The present invention relates to a system and method of determining the remaining life of a centrifugal turbomachinery impeller. A centrifugal turbomachine may include one or more pump, turbine, or compressor impellers.
Centrifugal turbomachinery typically operate at high shaft speeds for best aerodynamic performance. At design speed the highest stresses approach yield strength of the materials typically used in this application, such as aluminum alloys. Generally, this can be accepted if the operating stress is steady, for example, fixed speed.
Turbomachinery equipment can be expected to operate either in a relatively steady mode at fixed speed or with variable speed. An example of a variable speed application is an air compressor that must produce a maximum pressure and then stop or return to idle mode at a lower speed to save energy. A typical idle speed is 30% of design speed where power is reduce to 3% of maximum power. The stresses in the impeller vary by the square of the speed.
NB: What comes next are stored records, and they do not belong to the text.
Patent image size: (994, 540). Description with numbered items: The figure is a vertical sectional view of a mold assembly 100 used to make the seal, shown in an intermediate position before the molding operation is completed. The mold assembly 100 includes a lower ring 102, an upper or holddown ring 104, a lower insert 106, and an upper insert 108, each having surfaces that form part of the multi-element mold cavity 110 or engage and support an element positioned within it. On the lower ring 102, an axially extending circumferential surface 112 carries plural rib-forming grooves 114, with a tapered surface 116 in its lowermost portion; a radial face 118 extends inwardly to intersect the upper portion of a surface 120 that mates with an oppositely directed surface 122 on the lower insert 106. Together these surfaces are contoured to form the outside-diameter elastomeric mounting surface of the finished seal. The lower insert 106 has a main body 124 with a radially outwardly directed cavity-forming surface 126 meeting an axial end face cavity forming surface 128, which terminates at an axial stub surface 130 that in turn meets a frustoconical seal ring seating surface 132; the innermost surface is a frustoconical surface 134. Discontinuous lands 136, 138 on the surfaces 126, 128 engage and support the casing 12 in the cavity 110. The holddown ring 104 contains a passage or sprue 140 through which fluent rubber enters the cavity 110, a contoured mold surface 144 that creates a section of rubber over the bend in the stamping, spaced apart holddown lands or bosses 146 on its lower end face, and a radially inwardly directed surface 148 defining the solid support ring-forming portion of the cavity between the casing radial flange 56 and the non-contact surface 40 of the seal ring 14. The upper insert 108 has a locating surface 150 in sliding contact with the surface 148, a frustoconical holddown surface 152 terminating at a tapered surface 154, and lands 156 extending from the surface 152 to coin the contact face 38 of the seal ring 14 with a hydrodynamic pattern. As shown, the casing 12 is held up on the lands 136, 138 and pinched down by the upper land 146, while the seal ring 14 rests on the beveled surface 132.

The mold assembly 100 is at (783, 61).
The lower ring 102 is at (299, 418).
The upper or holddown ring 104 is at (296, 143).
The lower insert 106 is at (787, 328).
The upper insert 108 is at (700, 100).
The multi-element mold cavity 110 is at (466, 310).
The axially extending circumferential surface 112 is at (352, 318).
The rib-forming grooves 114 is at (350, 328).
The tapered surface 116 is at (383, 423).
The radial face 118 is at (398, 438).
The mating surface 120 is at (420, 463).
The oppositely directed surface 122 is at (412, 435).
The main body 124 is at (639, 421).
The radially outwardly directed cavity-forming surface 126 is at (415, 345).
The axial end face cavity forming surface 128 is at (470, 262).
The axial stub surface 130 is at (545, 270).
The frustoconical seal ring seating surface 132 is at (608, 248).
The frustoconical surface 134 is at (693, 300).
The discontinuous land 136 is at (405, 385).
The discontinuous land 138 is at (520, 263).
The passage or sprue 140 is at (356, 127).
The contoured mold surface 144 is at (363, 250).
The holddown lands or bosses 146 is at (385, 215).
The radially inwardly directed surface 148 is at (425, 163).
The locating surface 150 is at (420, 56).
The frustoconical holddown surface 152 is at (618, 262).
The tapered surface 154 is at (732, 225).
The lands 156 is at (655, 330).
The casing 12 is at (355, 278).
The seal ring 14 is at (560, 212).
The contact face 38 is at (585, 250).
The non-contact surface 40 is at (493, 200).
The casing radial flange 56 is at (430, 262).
When subjected to many start and stop cycles or random excursions in speed, the material can degrade and fail from fatigue. The life curve is a function of stress ratio, which is defined as the minimum stress divided by the maximum stress. Mean stress is the average of the maximum stress and the minimum stress. The amplitude for a given stress cycle is the maximum stress minus the minimum stress divided by two. The material strength also reduces with increasing temperature. If sufficient cycles are accumulated, the material cracks at the highest stress location and fails catastrophically due to the high mean stress from centrifugal loading. In practice, the speed can cycle from any minimum value to the maximum in a somewhat random nature depending upon the application. It is advantageous to predict with reasonable accuracy when the point of catastrophic failure may occur.